Visualize Feature Importance
state | predicted_R_pv2p | predicted_D_pv2p | pred_winner |
---|---|---|---|
Arizona | 50.99581 | 49.00275 | R |
Georgia | 50.77415 | 49.22288 | R |
Michigan | 49.74140 | 50.25262 | D |
Nevada | 49.84690 | 50.14105 | D |
North Carolina | 50.84408 | 49.15466 | R |
Pennsylvania | 49.90251 | 50.08874 | D |
Wisconsin | 49.98305 | 50.01437 | D |
Here, we can see that Arizona, Georgia, and North Carolina are favored to vote red while the other states are favored to vote blue. In the feature importance graph, it is also clear that the latest week polling average is much more predictive than the two-month average.
I will now use a simulation to get an estimate of how confident we are in these results. I will do this by sampling new state-level polling measurements for each of our 7 states 10,000 times, assuming a normal distribution around the current polling values with a standard deviation determined by the average distance of each state’s poll away from the actual outcome.

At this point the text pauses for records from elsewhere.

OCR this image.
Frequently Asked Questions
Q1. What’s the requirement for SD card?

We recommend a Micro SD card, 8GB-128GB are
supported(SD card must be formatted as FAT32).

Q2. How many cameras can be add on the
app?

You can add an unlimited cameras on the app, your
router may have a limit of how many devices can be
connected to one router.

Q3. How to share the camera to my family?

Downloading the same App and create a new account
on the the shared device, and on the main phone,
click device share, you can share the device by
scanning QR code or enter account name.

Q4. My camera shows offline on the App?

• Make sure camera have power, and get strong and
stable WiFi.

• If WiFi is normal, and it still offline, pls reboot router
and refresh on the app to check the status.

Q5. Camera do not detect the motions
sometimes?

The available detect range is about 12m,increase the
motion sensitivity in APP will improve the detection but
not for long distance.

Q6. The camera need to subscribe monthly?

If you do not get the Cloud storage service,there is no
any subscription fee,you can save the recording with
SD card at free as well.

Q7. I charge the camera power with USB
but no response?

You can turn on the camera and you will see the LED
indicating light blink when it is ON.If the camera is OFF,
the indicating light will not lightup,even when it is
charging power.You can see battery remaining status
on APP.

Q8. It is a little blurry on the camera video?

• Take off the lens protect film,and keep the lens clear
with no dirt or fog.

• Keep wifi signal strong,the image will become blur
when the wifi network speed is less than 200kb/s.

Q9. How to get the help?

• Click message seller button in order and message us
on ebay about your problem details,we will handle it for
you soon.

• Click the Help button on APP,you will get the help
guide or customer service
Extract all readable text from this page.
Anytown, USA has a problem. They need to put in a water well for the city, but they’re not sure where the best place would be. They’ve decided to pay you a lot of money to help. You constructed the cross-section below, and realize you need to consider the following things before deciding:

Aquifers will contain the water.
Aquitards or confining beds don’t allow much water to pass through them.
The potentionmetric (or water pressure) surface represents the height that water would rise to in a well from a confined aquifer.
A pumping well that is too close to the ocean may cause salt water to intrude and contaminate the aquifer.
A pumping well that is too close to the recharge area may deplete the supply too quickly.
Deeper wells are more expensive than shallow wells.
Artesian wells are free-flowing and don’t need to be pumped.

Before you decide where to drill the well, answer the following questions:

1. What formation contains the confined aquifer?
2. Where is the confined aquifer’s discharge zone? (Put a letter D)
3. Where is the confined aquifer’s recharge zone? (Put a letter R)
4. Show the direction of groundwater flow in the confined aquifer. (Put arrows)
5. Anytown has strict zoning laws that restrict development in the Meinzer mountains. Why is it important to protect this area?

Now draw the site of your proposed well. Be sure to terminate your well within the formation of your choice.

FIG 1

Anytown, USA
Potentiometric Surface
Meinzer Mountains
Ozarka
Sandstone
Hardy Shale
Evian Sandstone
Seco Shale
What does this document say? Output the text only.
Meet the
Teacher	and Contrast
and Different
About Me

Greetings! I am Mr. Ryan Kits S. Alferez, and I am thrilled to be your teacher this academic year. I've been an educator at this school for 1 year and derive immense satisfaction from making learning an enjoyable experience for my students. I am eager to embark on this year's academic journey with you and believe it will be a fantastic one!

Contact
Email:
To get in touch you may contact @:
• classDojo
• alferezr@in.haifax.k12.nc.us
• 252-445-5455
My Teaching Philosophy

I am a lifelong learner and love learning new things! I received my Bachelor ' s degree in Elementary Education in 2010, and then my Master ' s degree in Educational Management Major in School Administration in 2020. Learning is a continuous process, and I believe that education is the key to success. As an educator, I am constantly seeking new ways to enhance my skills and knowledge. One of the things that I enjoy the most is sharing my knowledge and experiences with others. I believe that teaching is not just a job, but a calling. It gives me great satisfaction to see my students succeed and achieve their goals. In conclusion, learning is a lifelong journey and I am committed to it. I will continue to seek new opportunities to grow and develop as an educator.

To create this standard deviation, I will take the average of the mean polling error of each state in 2016 and 2020 (weighted equally for both years) to capture the “Trump-era” polling error.
State | Weighted Error |
---|---|
Arizona | 0.7928877 |
Georgia | 0.5363407 |
Michigan | 2.3607260 |
Nevada | 1.2531877 |
North Carolina | 2.0568637 |
Pennsylvania | 1.9538101 |
Wisconsin | 3.6458086 |
Using the above weighted errors as standard deviations yields the following simulation breakdown.
State | D Win Percentage |
---|---|
Arizona | 6.58 |
Georgia | 7.53 |
Michigan | 60.49 |
Nevada | 61.16 |
North Carolina | 35.92 |
Pennsylvania | 59.55 |
Wisconsin | 55.02 |
Projections
Using this model, our ultimate electoral college would look as follows, with Vice President Kamala Harris narrowly squeaking out a win.
Citations:
Rakich, Nathaniel. “Which States Have the Most — and Least — Accurate Polls?” ABC News, ABC News Network, 25 Oct. 2024, abcnews.go.com/538/states-accurate-polls/story?id=115108709.
Data Sources:
Data are from the US presidential election popular vote results from 1948-2020, state-level polling data for 1980 onwards, and economic data from the St. Louis Fed.